Поэтому у нас не вызовет недоумения следующая черновая запись Достоевского (к роману «Идиот»): «Мир красотой спасется. Два образчика красоты»4. Спасительна только красота, спаянная с добром; взятая сама по себе, она может быть губительной.
Соловьев не всегда ясно чувствовал различие между двумя видами красоты. Впервые выражение «Мир спасет красота» Соловьев употребил в одной из речей о Достоевском в 1882 году, истолковав ее вполне в духе писателя. Семь лет спустя он поставил эти слова эпиграфом к статье «Красота в природе», где данная фраза оказалась не к месту, поскольку речь шла здесь только о чисто формальной красоте. В предисловии к своему последнему фундаментальному труду «Оправдание добра» (1897) Соловьев дал сокрушительную критику надежды на спасительную роль красоты самой по себе: «…в жизни есть смысл; культ силы и красоты невольно указывает нам, что этот смысл не заключается в силе и красоте, отвлеченно взятых, а может принадлежать им лишь при условии торжествующего добра»5.
XX век еще резче обнажил двойственность красоты: насилие спекулировало на красоте, Гитлер любил Вагнера. Сталин ценил балет. Эстетизация политики и политизация искусства — лозунги тоталитаризма. Современное искусство еще до победы тоталитаризма почувствовало шаткость позиций красоты, увидело в ней возможные антигуманные тенденции. Художники не хотели служить такого рода красоте. Дело доходило до эстетизации безобразного. Соловьев подметил эту тенденцию. «Странно кажется возлагать на красоту спасение мира, когда приходится спасать саму красоту от художественных и практических опытов, старающихся заменить идеально-прекрасное реально-безобразным»6. «Труп красоты» — такова характеристика творчества Пикассо, принадлежащая С. Булгакову. По сути дела, слова Булгакова могут быть отнесены к характеристике всего модернистского искусства.

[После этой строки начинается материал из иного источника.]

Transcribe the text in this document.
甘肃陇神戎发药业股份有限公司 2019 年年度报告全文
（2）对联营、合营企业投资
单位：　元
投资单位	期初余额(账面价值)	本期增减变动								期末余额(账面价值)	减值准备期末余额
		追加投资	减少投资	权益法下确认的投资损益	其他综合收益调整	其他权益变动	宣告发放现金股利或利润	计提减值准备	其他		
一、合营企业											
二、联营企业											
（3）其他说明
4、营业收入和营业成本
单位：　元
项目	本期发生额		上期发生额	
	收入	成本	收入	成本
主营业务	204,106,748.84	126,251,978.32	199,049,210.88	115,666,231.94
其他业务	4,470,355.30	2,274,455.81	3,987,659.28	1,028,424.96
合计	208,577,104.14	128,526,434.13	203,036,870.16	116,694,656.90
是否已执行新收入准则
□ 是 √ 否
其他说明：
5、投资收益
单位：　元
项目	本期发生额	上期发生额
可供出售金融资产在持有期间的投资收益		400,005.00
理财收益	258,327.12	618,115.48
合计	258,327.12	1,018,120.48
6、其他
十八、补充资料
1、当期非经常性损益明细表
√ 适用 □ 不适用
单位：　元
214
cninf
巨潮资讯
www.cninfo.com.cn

Модернизм в своем безумном устремлении к формалистическим новациям не скрывал своего разрыва с красотой. «Искусства, которые больше не являются прекрасными» («Die nicht mehr schönen Künste) — так резюмировал более чем полувековой итог развития западного художественного творчества один из теоретиков модернизма (Одо Марквард, 1968).
В наши дни ситуация меняется. Любопытно следующее признание одного из западных теоретиков, немецкого искусствоведа Шефера, в работе «Инновация и образование канона. Конец модернистского искусства» отметившего, что модернизм исчерпал свои возможности по части «инноваций»: «Идея инноваций пришла к своему естественному концу. Возможно теперь попятное движение, новое формирование канона, новая эстетика прекрасного»7.
За этим утверждением стоит проблема постсовременности, постмодерна. Термин родился в теории архитектуры, обобщившей новые веяния в градостроительстве. В 1977 году английский архитектор Ч. Дженкс выпустил книгу под названием «Язык постсовременной архитектуры», где показал, что наступила пора переоценки ценностей: новая архитектура черпает свои силы не в модернистских поисках рациональности; напротив, она стремится к непреходящему — к эстетическим результатам прошлых эпох.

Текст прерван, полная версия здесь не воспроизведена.